Khanan Shmain

(1902-?)

Khanan Shmain was a scriptwriter, theatre and film director, renowned comedian, and a disciple of Les Kurbas.

He was born in Kyiv region. In the autumn of 1921, when Kyidramte moved to Bila Tserkva, 19-year-old Khanan entered the drama studio of the theatre.

From 1923 to 1928, he worked in Berezil directing laboratory and assisted Kurbas in a number of productions. He also played in Kharkiv Variety Show Merry Proletarian.

In 1930, Shmain moved to Odesa, where he started working at the Film Studio. Together with Vasyl Chechvianskyi, the editor of Chervonyi Perets journal and Ostap Vyshnia’s elder brother, he wrote the script and shot the satirical film Casket (1930) devoted to the purge of Soviet bureaucracy. The same year, Khanan’s son Illia was born, who later became a famous theologian and Orthodox priest. 

The following year, Shmain and his family moved to Kyiv, where he made his feature-length directorial début Pigs Will Always Be Pigs (Свині завжди свині) (1931), a satirical comedy that ridiculed Soviet bureaucracy, petite bourgeoisie, provincialism and formalism reduced to absurdity by disorder and sabotage.

Shmain’s next film was another comedy Enjoy Your Meal (Смачного!) (1933).
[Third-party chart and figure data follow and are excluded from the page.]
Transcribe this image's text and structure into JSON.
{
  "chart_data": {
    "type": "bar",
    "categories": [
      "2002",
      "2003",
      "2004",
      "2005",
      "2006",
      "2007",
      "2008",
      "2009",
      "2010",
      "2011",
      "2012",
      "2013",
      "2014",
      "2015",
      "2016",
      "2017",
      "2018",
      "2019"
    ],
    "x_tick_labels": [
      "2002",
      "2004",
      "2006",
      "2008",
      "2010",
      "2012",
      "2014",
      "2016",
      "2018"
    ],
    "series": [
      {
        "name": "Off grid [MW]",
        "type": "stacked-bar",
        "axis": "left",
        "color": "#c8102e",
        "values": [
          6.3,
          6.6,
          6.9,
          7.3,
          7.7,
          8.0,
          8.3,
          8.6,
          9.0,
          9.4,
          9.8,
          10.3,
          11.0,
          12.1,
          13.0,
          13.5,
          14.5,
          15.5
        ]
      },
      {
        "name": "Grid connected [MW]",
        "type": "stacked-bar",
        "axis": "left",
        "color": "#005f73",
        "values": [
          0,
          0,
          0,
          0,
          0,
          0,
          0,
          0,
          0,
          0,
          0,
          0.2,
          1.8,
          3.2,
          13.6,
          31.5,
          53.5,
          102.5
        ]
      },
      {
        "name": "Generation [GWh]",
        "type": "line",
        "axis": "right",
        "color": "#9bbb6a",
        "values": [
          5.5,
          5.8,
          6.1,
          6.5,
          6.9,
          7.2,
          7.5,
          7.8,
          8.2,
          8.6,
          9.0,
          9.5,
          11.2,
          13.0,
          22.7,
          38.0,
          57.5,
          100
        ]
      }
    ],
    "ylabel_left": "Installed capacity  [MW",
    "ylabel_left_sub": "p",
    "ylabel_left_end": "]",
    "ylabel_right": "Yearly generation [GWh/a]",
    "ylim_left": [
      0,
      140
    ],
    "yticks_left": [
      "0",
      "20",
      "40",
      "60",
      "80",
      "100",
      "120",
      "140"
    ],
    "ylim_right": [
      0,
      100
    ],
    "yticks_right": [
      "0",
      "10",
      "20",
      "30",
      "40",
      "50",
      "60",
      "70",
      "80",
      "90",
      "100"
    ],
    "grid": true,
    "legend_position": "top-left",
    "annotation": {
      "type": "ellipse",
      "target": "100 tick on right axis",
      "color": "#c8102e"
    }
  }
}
Shmain co-wrote the script for the film with a future Stalin Prize winner and deputy Oleksandr Korniichuk.

In 1936, together with Ihor Ilinskyi, Shmain made his last and most famous film at Kyiv Film Studio, the comedy Once in Summer (Якось улітку), based on the script by Ilf and Petrov. After the execution of Les Kurbas and under pressure from the critics, Shmain and his family moved to Moscow.

In 1941, he volunteered for the front and became a German war prisoner. Rescued by his fellow countrymen from Bila Tserkva, during the post-war period Shmain was associated with Mosfilm, where he shot two films, Dangerous Rail (Небезпечна рейка) (1952) and Hypnosis Session (Сеанс гіпнозу) (1953). In the 1960s, he worked as a director of the scientific film studio Mosnaukfilm.